Her man Charlie was “probably the only man on earth who could love that woman and not perish in the flame,” writes Bragg, whose book takes place mostly in the backwoods hamlets of Georgia and Alabama, when roads were dirt and you could feed your children hot biscuits, ham and fresh cantaloupe on Sunday and buy your oranges by the bushel. But this family couldn’t always indulge in such luxuries. The story begins in the foothills of the Appalachians in the 1930s and proceeds through the Great Depression, when Charlie, an itinerant roofer and a moonshiner who ingested exactly one pint for every gallon sold, struggled to keep his family fed, clothed and shod. He was a man of some contradiction. He was a lover AND a fighter. He could brawl with the best of them, and often did, but had an abiding soft spot for children and babies; “his heart melted around them, his spirit soared.” He spoke with a smooth, low voice. “If he wanted to make a point, he just said damn, for punctuation, as in ‘That’s a damn big house, fellers, to roof in this damn heat.’ He did not spit in front of ladies, usually, and among men he drew a line between good, solid biblical cursing and what he called ‘ugly talk,’ which was anything a twelve-year-old would scrawl on an outhouse wall. He did not spit in front of ladies, even if he had to swallow the juice. He tipped his hat, like in a cowboy matinee.” He was blessed with “that beautiful, selective morality that we Southerners are famous for.” He condemned liars and stealers, yet “he saw nothing wrong with downing a full pint of likker—a full pint is enough to get two men drunk as lords—before engaging in a fistfight that sometimes required hospitalization.” “He saw no reason to obey some laws—like the ones about licenses, fees and other governmental annoyances—but he would not have picked an apple off another man’s ground and eaten it.”

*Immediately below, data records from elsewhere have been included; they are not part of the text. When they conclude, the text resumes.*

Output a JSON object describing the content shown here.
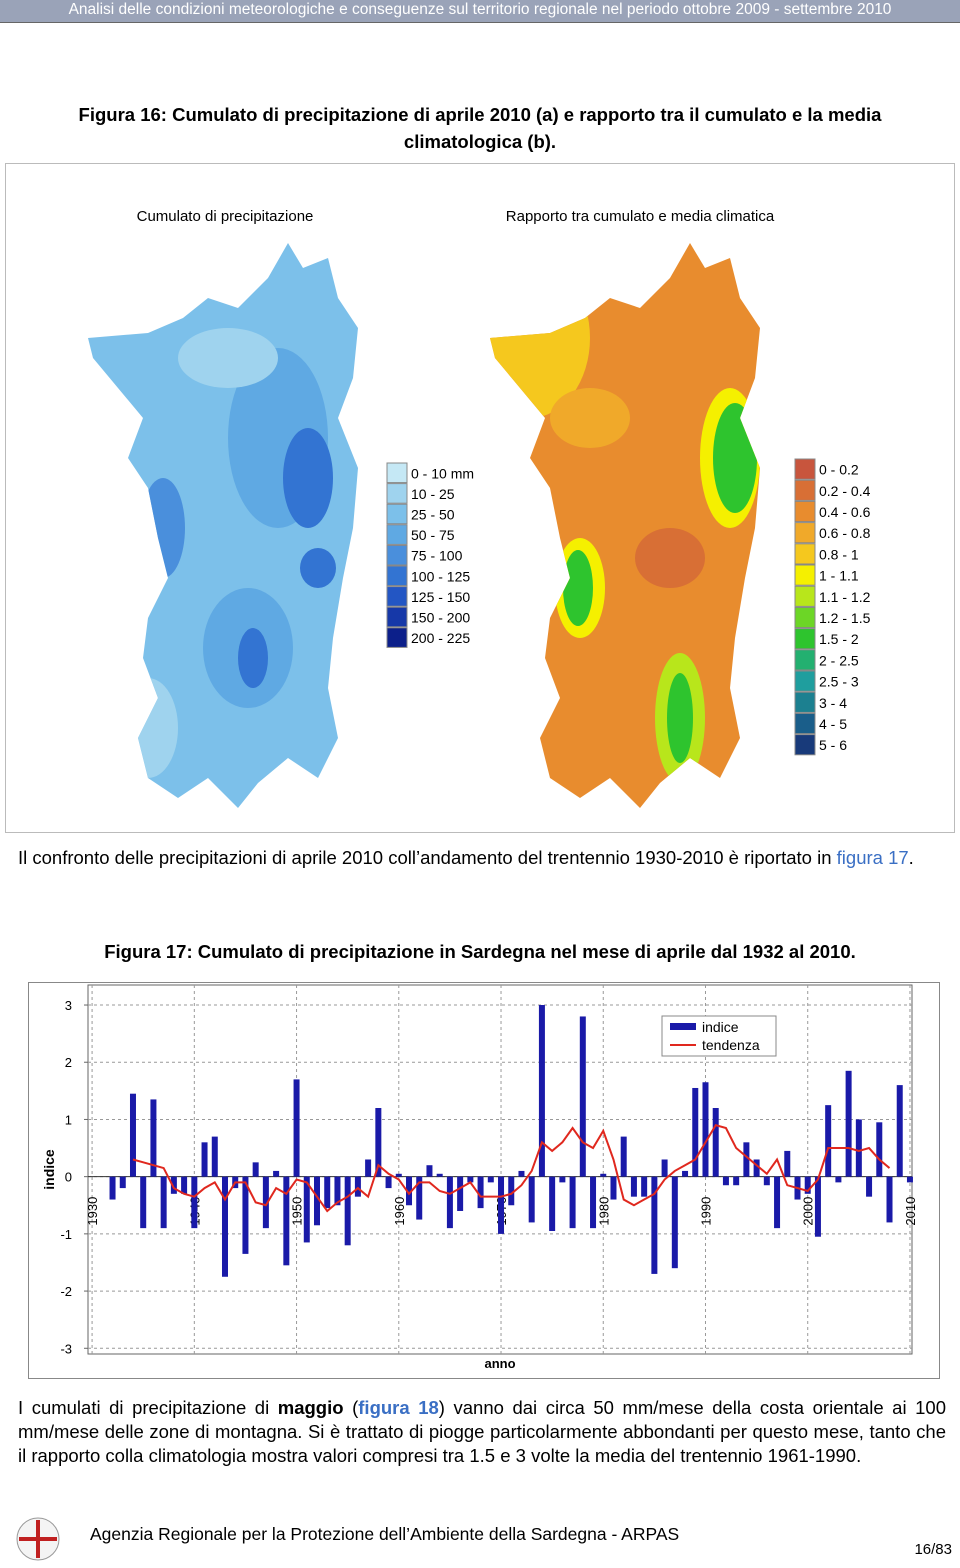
{
  "header": {
    "title": "Analisi delle condizioni meteorologiche e conseguenze sul territorio regionale nel periodo ottobre 2009 - settembre 2010"
  },
  "figure16": {
    "caption": "Figura 16: Cumulato di precipitazione di aprile 2010 (a) e rapporto tra il cumulato e la media climatologica (b).",
    "map_a": {
      "title": "Cumulato di precipitazione",
      "legend": [
        {
          "label": "0 - 10 mm",
          "color": "#c5e8f5"
        },
        {
          "label": "10 - 25",
          "color": "#9fd3ee"
        },
        {
          "label": "25 - 50",
          "color": "#7cc0ea"
        },
        {
          "label": "50 - 75",
          "color": "#5fa9e3"
        },
        {
          "label": "75 - 100",
          "color": "#4a8fdc"
        },
        {
          "label": "100 - 125",
          "color": "#3374d2"
        },
        {
          "label": "125 - 150",
          "color": "#2356c4"
        },
        {
          "label": "150 - 200",
          "color": "#1638a8"
        },
        {
          "label": "200 - 225",
          "color": "#0c1f8a"
        }
      ]
    },
    "map_b": {
      "title": "Rapporto tra cumulato e media climatica",
      "legend": [
        {
          "label": "0 - 0.2",
          "color": "#c8553d"
        },
        {
          "label": "0.2 - 0.4",
          "color": "#d86f35"
        },
        {
          "label": "0.4 - 0.6",
          "color": "#e88c2e"
        },
        {
          "label": "0.6 - 0.8",
          "color": "#f0a92a"
        },
        {
          "label": "0.8 - 1",
          "color": "#f5c81e"
        },
        {
          "label": "1 - 1.1",
          "color": "#f5f000"
        },
        {
          "label": "1.1 - 1.2",
          "color": "#b8e61b"
        },
        {
          "label": "1.2 - 1.5",
          "color": "#6cd626"
        },
        {
          "label": "1.5 - 2",
          "color": "#2ec42e"
        },
        {
          "label": "2 - 2.5",
          "color": "#23b070"
        },
        {
          "label": "2.5 - 3",
          "color": "#1f9e9e"
        },
        {
          "label": "3 - 4",
          "color": "#1c8090"
        },
        {
          "label": "4 - 5",
          "color": "#1a5e8a"
        },
        {
          "label": "5 - 6",
          "color": "#183a7a"
        }
      ]
    }
  },
  "paragraph1": {
    "parts": [
      "Il confronto delle precipitazioni di aprile 2010 coll’andamento del trentennio 1930-2010 è riportato in ",
      "figura 17",
      "."
    ]
  },
  "figure17": {
    "caption": "Figura 17: Cumulato di precipitazione in Sardegna nel mese di aprile dal 1932 al 2010."
  },
  "chart_data": {
    "type": "bar",
    "xlabel": "anno",
    "ylabel": "indice",
    "x": [
      1932,
      1933,
      1934,
      1935,
      1936,
      1937,
      1938,
      1939,
      1940,
      1941,
      1942,
      1943,
      1944,
      1945,
      1946,
      1947,
      1948,
      1949,
      1950,
      1951,
      1952,
      1953,
      1954,
      1955,
      1956,
      1957,
      1958,
      1959,
      1960,
      1961,
      1962,
      1963,
      1964,
      1965,
      1966,
      1967,
      1968,
      1969,
      1970,
      1971,
      1972,
      1973,
      1974,
      1975,
      1976,
      1977,
      1978,
      1979,
      1980,
      1981,
      1982,
      1983,
      1984,
      1985,
      1986,
      1987,
      1988,
      1989,
      1990,
      1991,
      1992,
      1993,
      1994,
      1995,
      1996,
      1997,
      1998,
      1999,
      2000,
      2001,
      2002,
      2003,
      2004,
      2005,
      2006,
      2007,
      2008,
      2009,
      2010
    ],
    "series": [
      {
        "name": "indice",
        "color": "#1a1aa8",
        "values": [
          -0.4,
          -0.2,
          1.45,
          -0.9,
          1.35,
          -0.9,
          -0.3,
          -0.3,
          -0.9,
          0.6,
          0.7,
          -1.75,
          -0.2,
          -1.35,
          0.25,
          -0.9,
          0.1,
          -1.55,
          1.7,
          -1.15,
          -0.85,
          -0.55,
          -0.5,
          -1.2,
          -0.35,
          0.3,
          1.2,
          -0.2,
          0.05,
          -0.5,
          -0.75,
          0.2,
          0.05,
          -0.9,
          -0.6,
          -0.1,
          -0.55,
          -0.1,
          -1.0,
          -0.5,
          0.1,
          -0.8,
          3.0,
          -0.95,
          -0.1,
          -0.9,
          2.8,
          -0.9,
          0.05,
          -0.4,
          0.7,
          -0.35,
          -0.35,
          -1.7,
          0.3,
          -1.6,
          0.1,
          1.55,
          1.65,
          1.2,
          -0.15,
          -0.15,
          0.6,
          0.3,
          -0.15,
          -0.9,
          0.45,
          -0.4,
          -0.3,
          -1.05,
          1.25,
          -0.1,
          1.85,
          1.0,
          -0.35,
          0.95,
          -0.8,
          1.6,
          -0.1
        ]
      },
      {
        "name": "tendenza",
        "color": "#e0281e",
        "type": "line",
        "values": [
          null,
          null,
          0.3,
          0.25,
          0.2,
          0.15,
          -0.2,
          -0.3,
          -0.35,
          -0.2,
          -0.1,
          -0.4,
          -0.1,
          -0.1,
          -0.45,
          -0.5,
          -0.2,
          -0.3,
          -0.05,
          -0.1,
          -0.35,
          -0.6,
          -0.45,
          -0.35,
          -0.2,
          -0.35,
          0.2,
          0.05,
          -0.05,
          -0.3,
          -0.1,
          -0.1,
          -0.25,
          -0.3,
          -0.2,
          -0.1,
          -0.35,
          -0.35,
          -0.35,
          -0.3,
          -0.15,
          0.1,
          0.6,
          0.45,
          0.6,
          0.85,
          0.6,
          0.5,
          0.8,
          0.3,
          -0.4,
          -0.5,
          -0.4,
          -0.3,
          -0.05,
          0.1,
          0.2,
          0.3,
          0.6,
          0.9,
          0.85,
          0.5,
          0.35,
          0.2,
          0.05,
          0.3,
          -0.15,
          -0.2,
          -0.25,
          -0.05,
          0.5,
          0.5,
          0.5,
          0.45,
          0.5,
          0.3,
          0.15,
          null,
          null
        ]
      }
    ],
    "xlim": [
      1929.6,
      2010.2
    ],
    "xticks": [
      1930,
      1940,
      1950,
      1960,
      1970,
      1980,
      1990,
      2000,
      2010
    ],
    "ylim": [
      -3.1,
      3.35
    ],
    "yticks": [
      -3,
      -2,
      -1,
      0,
      1,
      2,
      3
    ],
    "grid": true,
    "legend": "upper right"
  },
  "paragraph2": {
    "parts": [
      "I cumulati di precipitazione di ",
      "maggio",
      " (",
      "figura 18",
      ") vanno dai circa 50 mm/mese della costa orientale ai 100 mm/mese delle zone di montagna. Si è trattato di piogge particolarmente abbondanti per questo mese, tanto che il rapporto colla climatologia mostra valori compresi tra 1.5 e 3 volte la media del trentennio 1961-1990."
    ]
  },
  "footer": {
    "agency": "Agenzia Regionale per la Protezione dell’Ambiente della Sardegna - ARPAS",
    "page": "16/83"
  }
}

Ava’s Man draws to a quiet close in the same place it started, in the foothills of the Appalachians, but in the present day, with the author pondering what his feisty, bigger-than-life grandpa would think of him, not as a man, but as a boy. He muses, “I bet he would give me some candy, and sing me a song.”

This book tells a great story about a great (in his own way) man in the great (in its own way) deep south in a greatly trying time. As one reviewer put it, “a masterly family chronicle and a human portrait so vivid you can smell the cornbread and whisky.” Thank you, Jake, for bringing it around.

And now, back to the lilac bush, where I can be found, rather like Ferdinand the bull in the old childhood classic, peacefully smelling the flowers.